Founded in Paris in 1971, following the war and humanitarian disaster in Biafra, they work to provide medical assistance to people affected by conflict, epidemics, disasters, or exclusion from healthcare. Their mission is to remain impartial and neutral, guided by medical ethics and by the demands of justice. Their work goes beyond immediate disaster relief, frequently asking why so-called 'third world countries receive only third-rate medical services.

In our annual Pope’s Prayer Network 'Living Prayer' booklet for 2019, we have a reflection from one of our Dublin colleagues on this month’s Intention.

Patrick Muldoon, of the Jesuit Communication Centre, writes of how Pope Francis, commenting on the world’s present instability, emphasised how war and the threat of war is causing increased hunger.

Humanitarian assistance projects are being frustrated because 'arms have gained unprecedented importance, eliminating other ways of resolving [these] issues'.

The Pope said that this approach 'is so deeply ingrained and taken for granted that it prevents food supplies from being distributed in war zones, in violation of the most fundamental and age-old principles and rules of international law'.

The Pope offered a prayer for us to say, reprinted below.

Most of us would recognise the temptation to 'walk by on the other side' when faced with suffering in another person, or on the larger scale the suffering of brothers and sisters in the Majority World. The people for whom the Holy Father invites us to pray this month do not yield to that temptation although, being human, they will experience it too. These medical professionals and humanitarian workers do, every day, in the words of this month’s Intention, 'risk their lives to save the lives of others'; if they don’t, who will? What, therefore, does it mean to pray for them?

First, this might be to pray in thanks for them. And since our prayer must not be mere empty words, we might realise also that it should move us to action, should mobilise us: what can we actually do about this challenge to humanity? Why do doctors and humanitarian collaborators have to risk their lives in war-zones? We don’t want to hide behind prayers and piety but we do want to discern what needs to be done. Pope Francis so often calls for us to be a discerning church.
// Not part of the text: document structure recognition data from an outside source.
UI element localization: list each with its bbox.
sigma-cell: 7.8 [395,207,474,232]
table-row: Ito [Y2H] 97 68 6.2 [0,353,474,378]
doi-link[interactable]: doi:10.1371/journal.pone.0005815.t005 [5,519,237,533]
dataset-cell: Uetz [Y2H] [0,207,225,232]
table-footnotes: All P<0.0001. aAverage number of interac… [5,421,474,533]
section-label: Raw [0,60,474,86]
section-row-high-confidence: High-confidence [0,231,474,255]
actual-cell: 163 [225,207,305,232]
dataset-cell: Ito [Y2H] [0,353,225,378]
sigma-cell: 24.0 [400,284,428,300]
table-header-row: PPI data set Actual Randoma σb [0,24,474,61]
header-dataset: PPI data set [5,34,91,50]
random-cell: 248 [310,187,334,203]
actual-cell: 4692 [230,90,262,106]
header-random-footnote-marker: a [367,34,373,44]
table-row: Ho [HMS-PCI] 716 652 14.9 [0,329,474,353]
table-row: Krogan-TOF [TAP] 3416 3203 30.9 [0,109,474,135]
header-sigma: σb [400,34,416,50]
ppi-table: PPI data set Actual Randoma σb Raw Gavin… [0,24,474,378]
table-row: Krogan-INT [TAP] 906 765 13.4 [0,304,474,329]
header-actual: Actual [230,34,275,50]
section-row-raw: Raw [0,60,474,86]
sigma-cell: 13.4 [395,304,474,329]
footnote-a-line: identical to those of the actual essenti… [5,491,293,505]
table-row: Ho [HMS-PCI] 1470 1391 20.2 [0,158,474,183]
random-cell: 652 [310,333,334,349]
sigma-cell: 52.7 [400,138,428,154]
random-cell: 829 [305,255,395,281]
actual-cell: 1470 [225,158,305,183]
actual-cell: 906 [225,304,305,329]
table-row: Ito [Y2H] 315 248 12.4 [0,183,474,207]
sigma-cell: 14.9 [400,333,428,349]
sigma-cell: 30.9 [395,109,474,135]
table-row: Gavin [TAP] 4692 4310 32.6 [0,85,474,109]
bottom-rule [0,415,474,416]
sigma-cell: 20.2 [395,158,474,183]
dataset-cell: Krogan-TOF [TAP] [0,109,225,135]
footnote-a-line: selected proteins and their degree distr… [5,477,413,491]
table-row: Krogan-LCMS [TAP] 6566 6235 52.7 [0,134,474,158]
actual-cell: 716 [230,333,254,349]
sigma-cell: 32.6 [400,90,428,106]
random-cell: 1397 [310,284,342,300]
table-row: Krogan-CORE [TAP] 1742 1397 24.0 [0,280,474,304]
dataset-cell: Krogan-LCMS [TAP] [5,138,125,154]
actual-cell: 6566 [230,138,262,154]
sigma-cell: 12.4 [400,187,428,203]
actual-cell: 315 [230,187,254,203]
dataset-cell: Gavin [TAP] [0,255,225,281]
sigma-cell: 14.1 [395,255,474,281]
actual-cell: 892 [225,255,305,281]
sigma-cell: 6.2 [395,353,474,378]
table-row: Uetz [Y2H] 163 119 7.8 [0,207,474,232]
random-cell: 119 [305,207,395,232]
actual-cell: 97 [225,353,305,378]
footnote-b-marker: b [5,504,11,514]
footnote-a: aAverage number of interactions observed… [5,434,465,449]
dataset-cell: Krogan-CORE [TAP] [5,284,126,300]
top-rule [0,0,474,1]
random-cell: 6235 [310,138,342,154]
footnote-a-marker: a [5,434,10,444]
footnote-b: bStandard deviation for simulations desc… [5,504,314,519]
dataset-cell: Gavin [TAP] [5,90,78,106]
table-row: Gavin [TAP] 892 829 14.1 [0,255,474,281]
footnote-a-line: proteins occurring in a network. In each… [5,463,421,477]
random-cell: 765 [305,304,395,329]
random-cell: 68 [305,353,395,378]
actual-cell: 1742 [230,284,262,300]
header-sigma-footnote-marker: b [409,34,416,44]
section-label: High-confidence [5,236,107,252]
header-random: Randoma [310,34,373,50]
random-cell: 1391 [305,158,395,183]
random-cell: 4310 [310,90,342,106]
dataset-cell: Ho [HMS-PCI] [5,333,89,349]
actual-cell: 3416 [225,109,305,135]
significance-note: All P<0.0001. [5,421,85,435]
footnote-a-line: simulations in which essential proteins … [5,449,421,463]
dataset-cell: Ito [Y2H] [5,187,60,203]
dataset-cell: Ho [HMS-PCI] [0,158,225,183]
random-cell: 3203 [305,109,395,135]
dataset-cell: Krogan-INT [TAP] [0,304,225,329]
A precondition of good discernment is to become as fully informed as we can.

In praying this intention this month, with Pope Francis, we commit our hearts to that discernment, that informed listening, that breaks open for us the mission to which the Spirit of God calls each of us, no matter where we find ourselves in this hurting and unstable world.

A suggested Morning Offering prayer, from the Living Prayer 2019 booklet:
Merciful Father, I thank you for your presence in my life and your immense love. May my heart become more like the heart of Jesus and may this union of hearts be reflected in the way I interact with my colleagues, my family, friends and strangers.
I offer you my day, in union with the Heart of Jesus, for the Church and the intentions of the Holy Father. Our Father …

Pope Francis’s Prayer: May he Lord help all the little ones and the poor of our world to continue to believe and trust that the Kingdom of God is at hand, in our midst, and is ‘justice, peace and joy in the Holy Spirit’ (Rom.14:17. May He sustain all those how, day by day, strive to combat evil with good, with words and deeds of fraternity, respect, encounter and solidarity. We ask all this in the power of the crucified and risen Lord – Amen.

THREE CHALLENGES for this month:
1 Get to know about the work of medical and humanitarian agencies that carry out their mission in war zones, such as Medecins sans Frontieres, Jesuit Refugee Service and the in-country collaborators of CAFOD, SCIAF and Trocaire.

2 Promote, in your worshipping community, a moment of prayer for all those who put their lives at risk to help the victims of war; perhaps during Holy Week.

3 Personally, or in a group, reflect on how to put academic and professional talents at the service of others, especially the poorest and those who suffer. Ask a trained and experienced spiritual director to guide and accompany your discernment. You might find an eater invitation to action, fro mthe Risen Lord!